In a new study, researchers out of Australia have found that adults who had cancer as children have higher rates of vitamin D deficiency compared to healthy adults.

Individuals with cancer are often at increased risk of vitamin D deficiency due to a decreased ability to get outside for adequate sun exposure.

What about adults who survived childhood cancer?
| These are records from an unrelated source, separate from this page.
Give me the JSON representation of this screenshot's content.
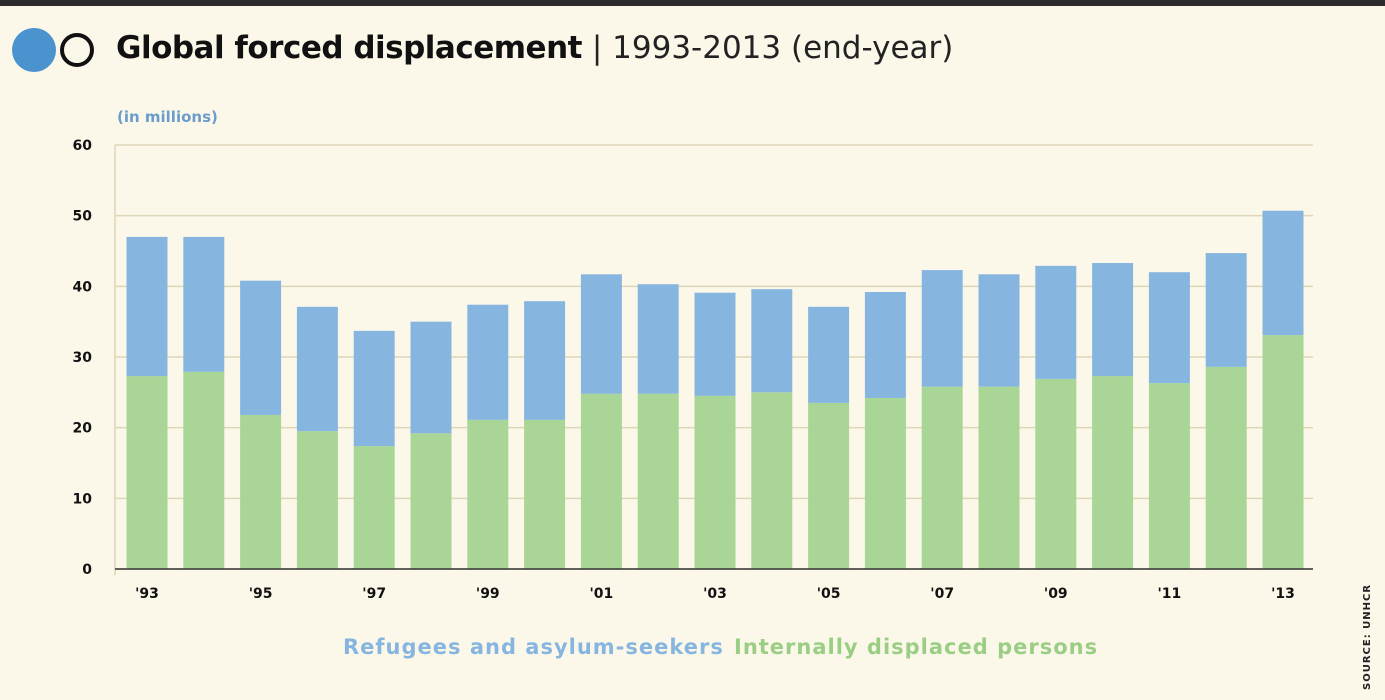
{
  "title": {
    "main": "Global forced displacement",
    "separator": "|",
    "sub": "1993-2013 (end-year)"
  },
  "colors": {
    "refugees": "#86b6e0",
    "idp": "#a9d596",
    "logo_fill": "#4a93cf",
    "background": "#fcf8e9"
  },
  "source": "SOURCE: UNHCR",
  "chart_data": {
    "type": "bar",
    "stacked": true,
    "title": "Global forced displacement | 1993-2013 (end-year)",
    "ylabel": "(in millions)",
    "xlabel": "",
    "ylim": [
      0,
      60
    ],
    "yticks": [
      0,
      10,
      20,
      30,
      40,
      50,
      60
    ],
    "grid": true,
    "legend_position": "bottom",
    "categories": [
      "1993",
      "1994",
      "1995",
      "1996",
      "1997",
      "1998",
      "1999",
      "2000",
      "2001",
      "2002",
      "2003",
      "2004",
      "2005",
      "2006",
      "2007",
      "2008",
      "2009",
      "2010",
      "2011",
      "2012",
      "2013"
    ],
    "xtick_labels": [
      "'93",
      "",
      "'95",
      "",
      "'97",
      "",
      "'99",
      "",
      "'01",
      "",
      "'03",
      "",
      "'05",
      "",
      "'07",
      "",
      "'09",
      "",
      "'11",
      "",
      "'13"
    ],
    "series": [
      {
        "name": "Internally displaced persons",
        "values": [
          27.3,
          27.9,
          21.8,
          19.5,
          17.4,
          19.2,
          21.1,
          21.1,
          24.8,
          24.8,
          24.5,
          25.0,
          23.5,
          24.2,
          25.8,
          25.8,
          26.9,
          27.3,
          26.3,
          28.6,
          33.1
        ]
      },
      {
        "name": "Refugees and asylum-seekers",
        "values": [
          19.7,
          19.1,
          19.0,
          17.6,
          16.3,
          15.8,
          16.3,
          16.8,
          16.9,
          15.5,
          14.6,
          14.6,
          13.6,
          15.0,
          16.5,
          15.9,
          16.0,
          16.0,
          15.7,
          16.1,
          17.6
        ]
      }
    ]
  }
}
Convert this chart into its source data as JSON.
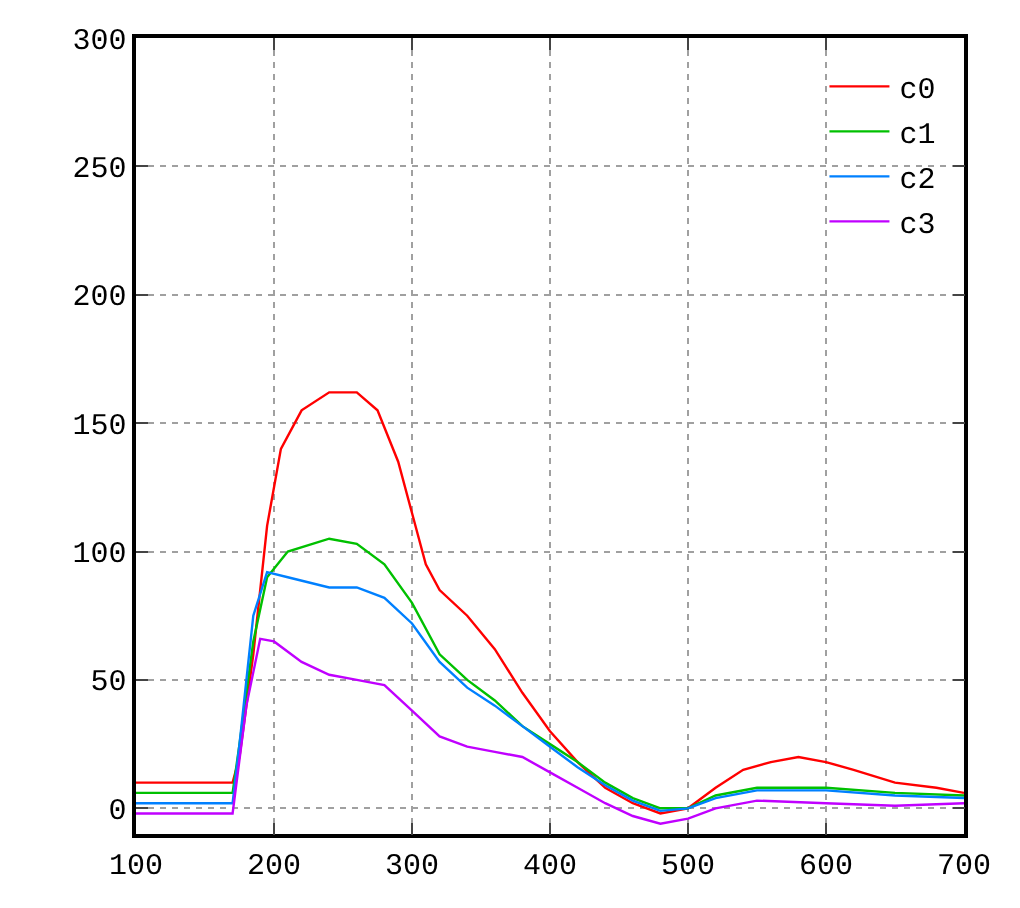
{
  "chart_data": {
    "type": "line",
    "xlim": [
      100,
      700
    ],
    "ylim": [
      -10,
      300
    ],
    "xticks": [
      100,
      200,
      300,
      400,
      500,
      600,
      700
    ],
    "yticks": [
      0,
      50,
      100,
      150,
      200,
      250,
      300
    ],
    "grid": true,
    "legend": "top right",
    "marker": "none",
    "line_style": "solid",
    "series": [
      {
        "name": "c0",
        "color": "#ff0000",
        "x": [
          100,
          120,
          140,
          160,
          170,
          175,
          185,
          195,
          205,
          220,
          240,
          260,
          275,
          290,
          300,
          310,
          320,
          340,
          360,
          380,
          400,
          420,
          440,
          460,
          480,
          500,
          520,
          540,
          560,
          580,
          600,
          620,
          650,
          680,
          700
        ],
        "values": [
          10,
          10,
          10,
          10,
          10,
          20,
          60,
          110,
          140,
          155,
          162,
          162,
          155,
          135,
          115,
          95,
          85,
          75,
          62,
          45,
          30,
          18,
          8,
          2,
          -2,
          0,
          8,
          15,
          18,
          20,
          18,
          15,
          10,
          8,
          6
        ]
      },
      {
        "name": "c1",
        "color": "#00c000",
        "x": [
          100,
          120,
          140,
          160,
          170,
          175,
          185,
          195,
          210,
          240,
          260,
          280,
          300,
          320,
          340,
          360,
          380,
          400,
          420,
          440,
          460,
          480,
          500,
          520,
          550,
          600,
          650,
          700
        ],
        "values": [
          6,
          6,
          6,
          6,
          6,
          25,
          65,
          90,
          100,
          105,
          103,
          95,
          80,
          60,
          50,
          42,
          32,
          25,
          18,
          10,
          4,
          0,
          0,
          5,
          8,
          8,
          6,
          5
        ]
      },
      {
        "name": "c2",
        "color": "#0080ff",
        "x": [
          100,
          120,
          140,
          160,
          170,
          175,
          185,
          195,
          210,
          240,
          260,
          280,
          300,
          320,
          340,
          360,
          380,
          400,
          420,
          440,
          460,
          480,
          500,
          520,
          550,
          600,
          650,
          700
        ],
        "values": [
          2,
          2,
          2,
          2,
          2,
          25,
          75,
          92,
          90,
          86,
          86,
          82,
          72,
          57,
          47,
          40,
          32,
          24,
          16,
          9,
          3,
          -1,
          0,
          4,
          7,
          7,
          5,
          4
        ]
      },
      {
        "name": "c3",
        "color": "#c000ff",
        "x": [
          100,
          120,
          140,
          160,
          170,
          180,
          190,
          200,
          220,
          240,
          260,
          280,
          300,
          320,
          340,
          360,
          380,
          400,
          420,
          440,
          460,
          480,
          500,
          520,
          550,
          600,
          650,
          700
        ],
        "values": [
          -2,
          -2,
          -2,
          -2,
          -2,
          40,
          66,
          65,
          57,
          52,
          50,
          48,
          38,
          28,
          24,
          22,
          20,
          14,
          8,
          2,
          -3,
          -6,
          -4,
          0,
          3,
          2,
          1,
          2
        ]
      }
    ]
  }
}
Are they too at an increased risk for vitamin D deficiency, and is this because of the cancer during early life?

A research team recently compared the vitamin D levels of 208 survivors of cancer (108 children and 99 adults) to the levels of 132 healthy children and 1,393 healthy adults.

They found that vitamin D levels were similar among children who survived cancer and healthy children.

After adjusting for gender, low vitamin D levels were more common in adults who survived childhood cancer compared to healthy adults. Twenty percent of healthy adults had vitamin D deficiency, defined as levels below 20 ng/ml, compared to 42.4% of adults who survived childhood cancer.

“Adult survivors are at increased risk of abnormalities in vitamin D compared to the background population, probably reflecting longer time since diagnosis,” the researchers concluded.

“Like others, we have not identified any contributory treatment related factors.”


Neville, K. et al. The Prevalence of Vitamin D deficiency is higher in adult survivors of childhood cancer. Clinical Endocrinology, 2015.